The controversial relationship between tattoos and fashion

The historical change of tattoos and their influence on fashion.

6/8/2022

The practice of tattooing dates back more than 5,000 years. It is believed that this practice can be thought to exist even long before. The origins of the tattoo have many meanings and have long been marginalized. But today they are considered even in the world of high fashion. Do you want to know more? Learn more here.

A bit of History

In the early 1990s, a mummy of a person who died in 3200 BC was found with tattoos all over his body!

This mummy’s name was Ötzi, a 46-year-old man who had lines tattooed on the lower back, ankles, wrists and knees, which are the parts that begin to hurt as you age, so it is believed They had a medicinal purpose.

There is also evidence of Egyptian women 4,300 years BC carved or painted with statuettes on their bodies, which were usually a series of dots around the abdomen.

Likewise, we can account for many ancient communities that also carried out these tattoo practices. In modern times, tattoos entered Europe around 1700, when after an expedition to Tahiti, the ships returned to London with aborigines full of tattoos, even on their faces, to later be exhibited in the city.

It was so striking to see the bodies of these people, that it didn't take long for imitators to emerge. Then, the tattoo, like everything that begins marginally, ended up being assimilated until the artistic tattoo became a novelty among European aristocratic society. Later it expanded to the United States and other parts of the world.

The tattoo fashion in the XX Century

At the beginning of the last century, tattoos were used among sailors, to express their work. Wearing them was a synonym for long voyages at sea. Something like your “curriculum vitae”.

Among the designs, for example, swallows represented extensive navigations and the anchors used to mean resistance.

At that time, it was common for those considered “outsiders” – circus people or gang members – to wear tattoos.
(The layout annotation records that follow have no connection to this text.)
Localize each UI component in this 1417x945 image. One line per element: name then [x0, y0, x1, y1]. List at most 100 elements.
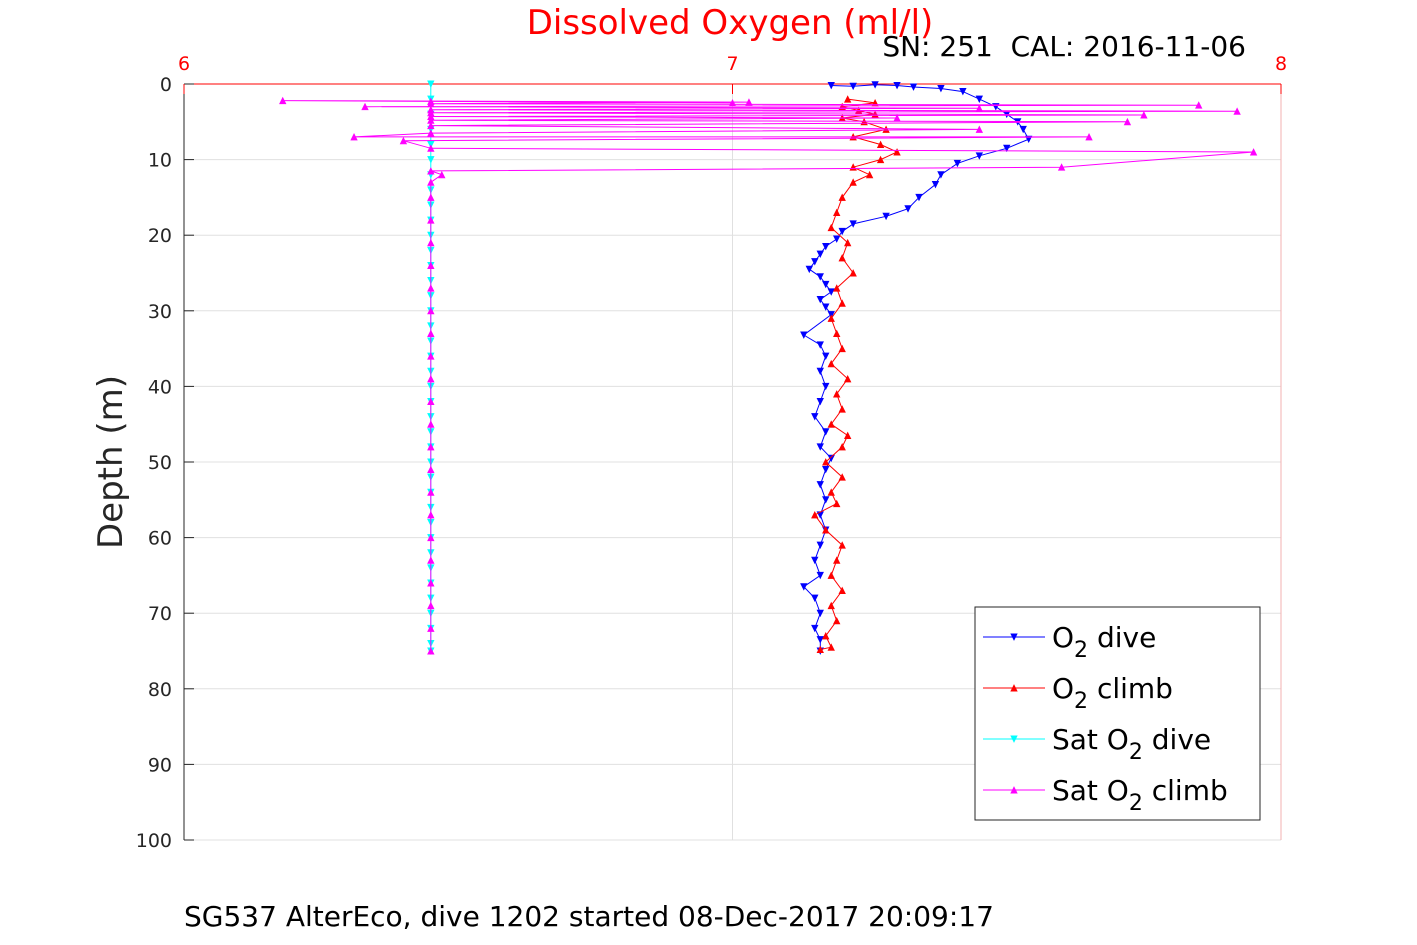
data-point-o2-dive — [816, 398, 824, 406]
data-point-o2-dive — [849, 82, 857, 91]
data-point-sat-o2-dive — [427, 80, 435, 88]
y-tick-label: 40 — [148, 376, 172, 398]
data-point-sat-o2-climb — [975, 125, 984, 133]
data-point-sat-o2-climb — [893, 114, 901, 122]
data-point-o2-climb — [833, 556, 841, 564]
data-point-o2-dive — [811, 413, 819, 421]
data-point-o2-climb — [833, 208, 841, 217]
data-point-o2-climb — [827, 643, 835, 651]
data-point-o2-dive — [822, 428, 830, 436]
data-point-o2-dive — [827, 288, 835, 296]
data-point-sat-o2-climb — [427, 397, 435, 406]
data-point-sat-o2-climb — [728, 99, 737, 107]
data-point-sat-o2-climb — [427, 167, 435, 175]
data-point-o2-climb — [827, 359, 835, 368]
data-point-o2-climb — [876, 155, 885, 164]
y-tick-label: 70 — [148, 603, 172, 625]
data-point-o2-dive — [833, 235, 841, 243]
legend-marker-o2-climb — [1010, 684, 1018, 692]
data-point-o2-climb — [838, 405, 846, 413]
data-point-sat-o2-climb — [745, 98, 753, 106]
data-point-o2-climb — [827, 314, 835, 322]
legend-label-sat-o2-dive: Sat O2 dive — [1052, 723, 1211, 765]
data-point-o2-dive — [816, 295, 824, 304]
axes: 0 10 20 30 40 50 60 70 80 90 100 6 7 8 — [136, 53, 1287, 852]
data-point-o2-dive — [953, 159, 962, 168]
data-point-sat-o2-climb — [427, 178, 435, 186]
data-point-o2-climb — [816, 645, 824, 653]
data-point-o2-climb — [827, 223, 835, 232]
data-point-o2-dive — [822, 352, 830, 361]
legend: O2 dive O2 climb Sat O2 dive Sat O2 climb — [974, 606, 1261, 821]
y-tick-label: 90 — [148, 754, 172, 776]
data-point-o2-dive — [904, 205, 912, 213]
data-point-o2-climb — [838, 193, 846, 201]
x-tick-label: 7 — [726, 53, 738, 75]
data-point-o2-dive — [816, 341, 824, 349]
data-point-o2-climb — [833, 390, 841, 398]
data-point-sat-o2-climb — [279, 96, 287, 105]
data-point-o2-dive — [937, 171, 945, 179]
data-point-sat-o2-climb — [427, 374, 435, 383]
series-o2-climb — [811, 95, 901, 653]
data-point-sat-o2-climb — [1249, 148, 1258, 156]
data-point-sat-o2-climb — [1140, 111, 1148, 119]
data-point-o2-climb — [822, 632, 830, 640]
data-point-sat-o2-climb — [427, 420, 435, 428]
data-point-o2-climb — [838, 344, 846, 353]
data-point-o2-dive — [816, 609, 824, 618]
data-point-o2-climb — [838, 254, 846, 262]
series-line-o2-dive — [802, 84, 1030, 651]
data-point-sat-o2-climb — [427, 624, 435, 632]
data-point-sat-o2-climb — [427, 511, 435, 519]
data-point-o2-dive — [811, 556, 819, 565]
y-axis-label: Depth (m) — [91, 375, 131, 549]
data-point-o2-climb — [838, 473, 846, 481]
legend-marker-sat-o2-dive — [1010, 735, 1018, 743]
data-point-o2-climb — [838, 541, 846, 549]
data-point-o2-climb — [811, 511, 819, 519]
data-point-o2-dive — [816, 443, 824, 451]
data-point-sat-o2-climb — [427, 579, 435, 587]
data-point-sat-o2-climb — [427, 216, 435, 224]
data-point-o2-dive — [811, 594, 819, 602]
data-point-o2-dive — [937, 85, 945, 93]
legend-label-sat-o2-climb: Sat O2 climb — [1052, 774, 1228, 816]
data-point-o2-dive — [816, 636, 824, 644]
data-point-o2-climb — [838, 443, 846, 451]
x-tick-label: 6 — [178, 53, 190, 75]
data-point-o2-dive — [816, 367, 824, 376]
y-tick-label: 100 — [136, 830, 172, 852]
chart-title: Dissolved Oxygen (ml/l) — [527, 3, 934, 43]
data-point-o2-climb — [849, 269, 857, 277]
data-point-sat-o2-climb — [427, 193, 435, 201]
data-point-o2-dive — [959, 88, 967, 96]
data-point-o2-climb — [893, 148, 901, 156]
legend-label-o2-climb: O2 climb — [1052, 672, 1173, 714]
data-point-o2-climb — [843, 431, 852, 440]
data-point-o2-climb — [843, 374, 852, 383]
data-point-sat-o2-climb — [427, 488, 435, 496]
data-point-sat-o2-climb — [1233, 107, 1241, 115]
data-point-o2-dive — [816, 571, 824, 580]
legend-label-o2-dive: O2 dive — [1052, 621, 1156, 663]
data-point-o2-climb — [827, 420, 835, 428]
data-point-sat-o2-climb — [427, 112, 435, 121]
data-series — [279, 80, 1258, 655]
data-point-o2-dive — [975, 152, 984, 160]
y-tick-label: 60 — [148, 528, 172, 550]
data-point-o2-dive — [816, 481, 824, 489]
legend-marker-o2-dive — [1010, 633, 1018, 641]
data-point-o2-dive — [1003, 144, 1011, 153]
y-tick-label: 0 — [160, 74, 172, 96]
data-point-o2-dive — [822, 280, 830, 289]
data-point-o2-dive — [1019, 125, 1027, 134]
data-point-sat-o2-climb — [975, 104, 984, 112]
data-point-sat-o2-climb — [427, 238, 435, 247]
data-point-o2-climb — [843, 95, 852, 103]
data-point-o2-climb — [843, 238, 852, 247]
data-point-sat-o2-climb — [1085, 133, 1093, 141]
data-point-o2-dive — [882, 212, 890, 221]
data-point-o2-climb — [822, 526, 830, 534]
data-point-o2-climb — [827, 571, 835, 579]
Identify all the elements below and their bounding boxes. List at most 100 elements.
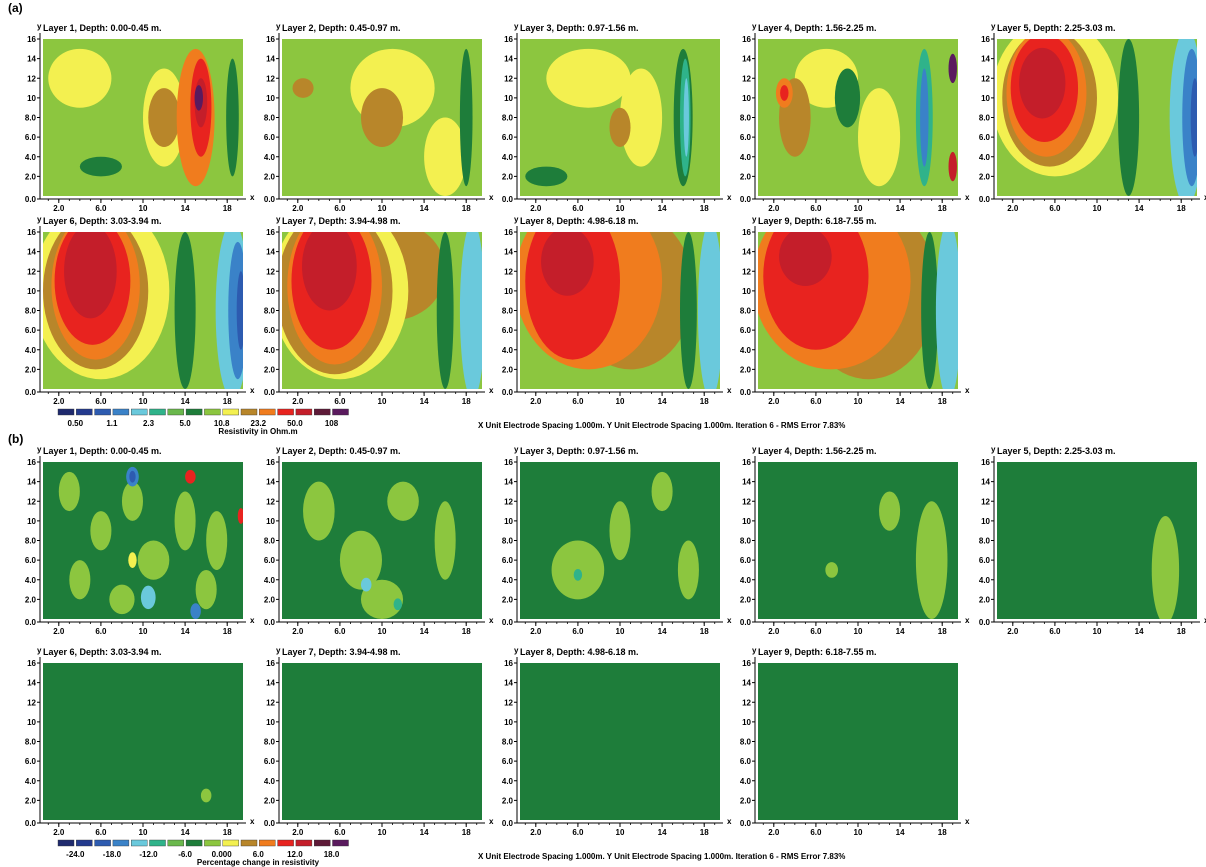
panel-b-label: (b): [8, 432, 24, 446]
a-layer-3-contour-2: [620, 68, 663, 167]
a-layer-6-y-tick-label: 10: [27, 287, 36, 296]
b-layer-7-y-tick-label: 6.0: [264, 757, 276, 766]
a-legend-swatch: [112, 408, 130, 416]
b-layer-4-y-tick-label: 2.0: [740, 595, 752, 604]
a-layer-8-x-label: x: [727, 386, 732, 395]
b-layer-9-y-tick-label: 6.0: [740, 757, 752, 766]
a-layer-3-contour-6: [683, 78, 689, 157]
a-layer-2-x-tick-label: 14: [420, 204, 429, 213]
b-layer-8-y-tick-label: 2.0: [502, 796, 514, 805]
b-legend-value: -18.0: [103, 850, 122, 859]
b-layer-2-contour-5: [360, 579, 404, 619]
a-layer-3-y-tick-label: 12: [504, 74, 513, 83]
a-layer-2-x-tick-label: 10: [378, 204, 387, 213]
a-layer-4-x-tick-label: 18: [938, 204, 947, 213]
b-layer-9-x-tick-label: 14: [896, 828, 905, 837]
a-legend-value: 108: [325, 419, 339, 428]
a-legend-swatch: [130, 408, 148, 416]
a-layer-4-contour-5: [858, 88, 901, 187]
a-legend-value: 50.0: [287, 419, 303, 428]
b-layer-6-y-tick-label: 10: [27, 718, 36, 727]
a-layer-3-y-label: y: [514, 22, 519, 31]
b-layer-7-background: [282, 663, 482, 820]
b-layer-8-title: Layer 8, Depth: 4.98-6.18 m.: [520, 647, 639, 657]
a-layer-6-contour-5: [64, 232, 117, 319]
b-layer-1-contour-13: [190, 603, 201, 619]
a-layer-4-contour-10: [834, 68, 861, 128]
b-layer-6-x-tick-label: 2.0: [53, 828, 65, 837]
a-layer-9-contour-4: [779, 232, 832, 286]
a-layer-6-y-tick-label: 6.0: [25, 326, 37, 335]
b-layer-2-y-tick-label: 0.0: [264, 618, 276, 627]
a-layer-2-contour-3: [424, 117, 467, 196]
b-layer-6-y-tick-label: 16: [27, 659, 36, 668]
b-layer-1-contour-4: [137, 540, 170, 580]
a-layer-9-x-tick-label: 10: [854, 397, 863, 406]
b-layer-2-x-tick-label: 2.0: [292, 627, 304, 636]
a-legend-swatch: [94, 408, 111, 416]
b-layer-3-contour-2: [609, 501, 631, 561]
b-layer-1-contour-15: [128, 552, 137, 568]
b-layer-9-y-tick-label: 14: [742, 679, 751, 688]
a-layer-3-x-tick-label: 6.0: [572, 204, 584, 213]
a-layer-9-y-tick-label: 6.0: [740, 326, 752, 335]
a-layer-8-y-label: y: [514, 215, 519, 224]
a-layer-9-y-tick-label: 0.0: [740, 388, 752, 397]
b-layer-9-background: [758, 663, 958, 820]
b-legend-swatch: [240, 839, 258, 847]
a-layer-1-title: Layer 1, Depth: 0.00-0.45 m.: [43, 23, 162, 33]
a-layer-8-x-tick-label: 14: [658, 397, 667, 406]
a-layer-9-y-tick-label: 12: [742, 267, 751, 276]
a-legend-swatch: [240, 408, 258, 416]
b-layer-4-y-tick-label: 6.0: [740, 556, 752, 565]
b-legend-swatch: [185, 839, 203, 847]
b-layer-5-y-tick-label: 10: [981, 517, 990, 526]
a-layer-6-contour-6: [174, 232, 196, 389]
b-layer-9-x-tick-label: 2.0: [768, 828, 780, 837]
b-layer-4-title: Layer 4, Depth: 1.56-2.25 m.: [758, 446, 877, 456]
a-layer-9-x-label: x: [965, 386, 970, 395]
a-legend-swatch: [222, 408, 239, 416]
b-layer-2-y-tick-label: 16: [266, 458, 275, 467]
a-layer-1-contour-9: [226, 58, 239, 177]
a-layer-1-y-tick-label: 4.0: [25, 153, 37, 162]
a-layer-7-x-tick-label: 14: [420, 397, 429, 406]
a-layer-5-y-label: y: [991, 22, 996, 31]
b-layer-9-x-label: x: [965, 817, 970, 826]
b-layer-7-x-tick-label: 18: [462, 828, 471, 837]
a-layer-3-y-tick-label: 14: [504, 55, 513, 64]
b-legend-swatch: [76, 839, 93, 847]
a-layer-2-y-tick-label: 2.0: [264, 172, 276, 181]
a-layer-7-y-tick-label: 16: [266, 228, 275, 237]
a-layer-4-title: Layer 4, Depth: 1.56-2.25 m.: [758, 23, 877, 33]
a-layer-7-y-tick-label: 4.0: [264, 346, 276, 355]
a-layer-8-y-tick-label: 6.0: [502, 326, 514, 335]
a-layer-1-x-tick-label: 2.0: [53, 204, 65, 213]
a-legend-swatch: [185, 408, 203, 416]
b-layer-3-y-tick-label: 16: [504, 458, 513, 467]
a-layer-4-y-tick-label: 6.0: [740, 133, 752, 142]
a-layer-8-contour-4: [541, 232, 594, 296]
b-legend-swatch: [94, 839, 111, 847]
a-layer-4-x-tick-label: 10: [854, 204, 863, 213]
a-layer-5-contour-5: [1019, 47, 1066, 119]
b-layer-3-contour-4: [677, 540, 699, 600]
b-layer-7-y-tick-label: 4.0: [264, 777, 276, 786]
a-layer-7-y-tick-label: 12: [266, 267, 275, 276]
b-layer-5-y-tick-label: 12: [981, 497, 990, 506]
b-layer-1-contour-3: [121, 481, 143, 521]
a-layer-9-x-tick-label: 18: [938, 397, 947, 406]
b-layer-5-y-tick-label: 4.0: [979, 576, 991, 585]
b-layer-7-y-tick-label: 2.0: [264, 796, 276, 805]
b-layer-7-y-tick-label: 12: [266, 698, 275, 707]
b-layer-8-y-tick-label: 8.0: [502, 738, 514, 747]
b-layer-6-background: [43, 663, 243, 820]
a-layer-9-x-tick-label: 2.0: [768, 397, 780, 406]
b-layer-1-contour-5: [174, 491, 196, 551]
b-layer-8-x-tick-label: 18: [700, 828, 709, 837]
a-layer-5-y-tick-label: 8.0: [979, 114, 991, 123]
a-layer-4-y-label: y: [752, 22, 757, 31]
a-layer-2-y-tick-label: 14: [266, 55, 275, 64]
b-layer-5-y-tick-label: 6.0: [979, 556, 991, 565]
a-legend-swatch: [76, 408, 93, 416]
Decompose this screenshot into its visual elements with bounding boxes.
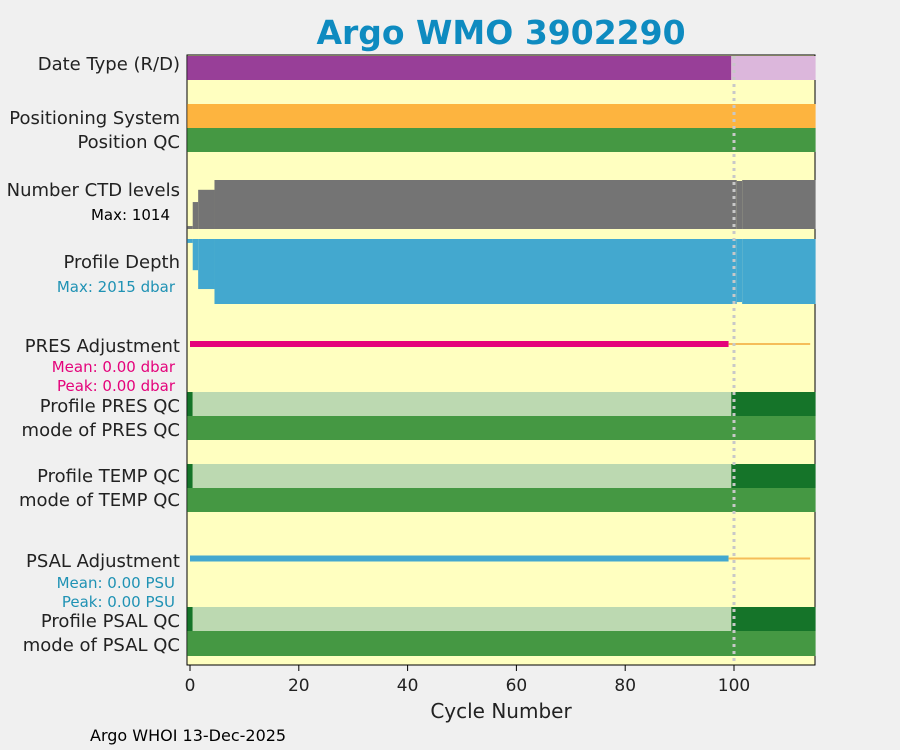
chart-row-12-label: mode of PSAL QC bbox=[23, 635, 180, 656]
chart-row-3-step-4 bbox=[736, 180, 743, 229]
chart-title: Argo WMO 3902290 bbox=[316, 13, 685, 52]
chart-row-4-step-3 bbox=[214, 239, 737, 304]
chart-row-11-segment-2 bbox=[731, 607, 816, 631]
chart-row-11-segment-1 bbox=[192, 607, 732, 631]
chart-row-3-step-3 bbox=[214, 180, 737, 229]
chart-row-4-step-2 bbox=[198, 239, 215, 290]
footer-credit: Argo WHOI 13-Dec-2025 bbox=[90, 726, 286, 745]
x-tick-label-3: 60 bbox=[506, 676, 528, 696]
chart-row-7-segment-0 bbox=[187, 416, 816, 440]
chart-row-3-step-2 bbox=[198, 189, 215, 229]
chart-row-5-note: Mean: 0.00 dbar bbox=[52, 358, 176, 376]
chart-row-0-segment-0 bbox=[187, 56, 732, 80]
chart-row-8-segment-0 bbox=[187, 464, 193, 488]
chart-row-5-note2: Peak: 0.00 dbar bbox=[57, 377, 176, 395]
chart-row-3-step-5 bbox=[742, 180, 816, 229]
chart-row-6-label: Profile PRES QC bbox=[40, 396, 180, 417]
chart-row-2-segment-0 bbox=[187, 128, 816, 152]
chart-row-4-step-1 bbox=[192, 239, 199, 271]
chart-row-4-step-4 bbox=[736, 239, 743, 303]
chart-row-0-segment-1 bbox=[731, 56, 816, 80]
chart-row-8-segment-1 bbox=[192, 464, 732, 488]
chart-row-4-label: Profile Depth bbox=[63, 252, 180, 273]
x-tick-label-4: 80 bbox=[614, 676, 636, 696]
chart-row-11-label: Profile PSAL QC bbox=[41, 611, 180, 632]
chart-row-5-label: PRES Adjustment bbox=[25, 336, 180, 357]
chart-row-10-note: Mean: 0.00 PSU bbox=[57, 574, 175, 592]
chart-row-6-segment-0 bbox=[187, 392, 193, 416]
chart-row-4-note: Max: 2015 dbar bbox=[57, 278, 176, 296]
chart-row-10-label: PSAL Adjustment bbox=[26, 551, 180, 572]
chart-row-7-label: mode of PRES QC bbox=[22, 420, 180, 441]
plot-area bbox=[186, 54, 816, 666]
chart-row-10-note2: Peak: 0.00 PSU bbox=[62, 593, 175, 611]
chart-row-8-segment-2 bbox=[731, 464, 816, 488]
x-axis-label: Cycle Number bbox=[430, 699, 572, 723]
x-tick-label-0: 0 bbox=[185, 676, 196, 696]
chart-row-2-label: Position QC bbox=[77, 132, 180, 153]
chart-row-12-segment-0 bbox=[187, 631, 816, 656]
chart-row-8-label: Profile TEMP QC bbox=[37, 466, 180, 487]
chart-row-3-label: Number CTD levels bbox=[7, 180, 180, 201]
chart-row-6-segment-1 bbox=[192, 392, 732, 416]
chart-row-9-segment-0 bbox=[187, 488, 816, 512]
chart-row-4-step-5 bbox=[742, 239, 816, 304]
chart-row-3-step-1 bbox=[192, 202, 199, 229]
chart-row-11-segment-0 bbox=[187, 607, 193, 631]
x-tick-label-1: 20 bbox=[288, 676, 310, 696]
chart-row-6-segment-2 bbox=[731, 392, 816, 416]
x-tick-label-5: 100 bbox=[718, 676, 750, 696]
chart-row-9-label: mode of TEMP QC bbox=[19, 490, 180, 511]
chart-row-4-step-0 bbox=[187, 239, 193, 243]
chart-row-1-label: Positioning System bbox=[9, 108, 180, 129]
chart-row-3-note: Max: 1014 bbox=[91, 206, 170, 224]
chart-row-3-step-0 bbox=[187, 226, 193, 229]
x-tick-label-2: 40 bbox=[397, 676, 419, 696]
chart-row-0-label: Date Type (R/D) bbox=[38, 54, 180, 75]
chart-row-1-segment-0 bbox=[187, 104, 816, 128]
But it also extended to some women who decided to tattoo their faces as an alternative to makeup, which was really expensive in those years, although for status they did not make it public.

Almost in the middle of the century, tattoo artists began to emerge, imposing the traditional style that we know today as Old School.

The “outcasts” became a symbol of masculinity, building the idea of ​​“bad boy”.

Tattoos began to become more frequent in society and began to be popular among other groups, although they were still something of the outcast.

But by the 80s, the rock scene changed everything. Although, in the so-called “rockabilly” tattoo fashion was in force, with glam, rock and leather jackets, tattoos accompanied a booming fashion and began to be considered differently, even more decorative.

In the 90s, the tattoo fashion was already a trend and the designs no longer belonged only to the marginalized, as many young people decided to get tattooed.

The boom undoubtedly occurred at the end of the 20th century and the beginning of the new millennium, when the great celebrities and global icons began to wear tattoos. And tattoo artists began to consider themselves artists and sell original designs.

Tattoos and haute couture

In the canons of beauty and fashion, the discussion about tattoos has been extensive. Until not long ago, haute couture favoured models without marks on the skin, like a pristine white canvas.

But it wasn't until 1971 that designer Issey Miyake presented a collection in NY that would change this perspective. His intention was to vindicate the Japanese tattoo, but with an inclusive and somewhat combative look towards the upper classes.

This collection was based on transparencies for both men and women and had a great political charge, since it challenged the rules of haute couture and its vision regarding the marginal to a certain extent.

Following this example, many other designers such as Martin Margiela or Jean-Paul Gautier started to incorporate tattoos, and now they are not only on skin, but as a part of a clothing design and a very strong trend. That’s how body art is now something showy and sellable in shops.

The intention of these garments is to maintain the nude tones or muted colours in the thickness of the entire fabric and that the designs are printed on top, generating a visual illusion as if they were really on the body and not being able to determine where the garment begins and ends.

So if you don't dare to get inked, you can choose clothes similar to these and play with the designs that you like the most on your body.

Conclusion

It seems that over time, tattoos have gradually been accepted, and now they are on catwalks. Perhaps this was just a frivolous nod to fashion to take a very important cultural movement for some social groups to turn it into a trend.

Perhaps to begin to think of tattoos as more linked to an aesthetic issue, to see that actually having tattoos can also refer to a declaration of personal beauty.

With these proposals, we can see that it is not necessary to get inked, if you do not want to. In fact, you can choose to wear the tattoos on your clothes.

That kind of versatility is what is opening the possibilities for many designers to rethink tattoos, no longer as something pejorative, but to think of a broader public without the need to respond to old canons.

Today, most people get tattooed for an artistic or aesthetic reason and the fashion industry is not left behind, since it seems to be using permanent tattoos designs printed on fabrics.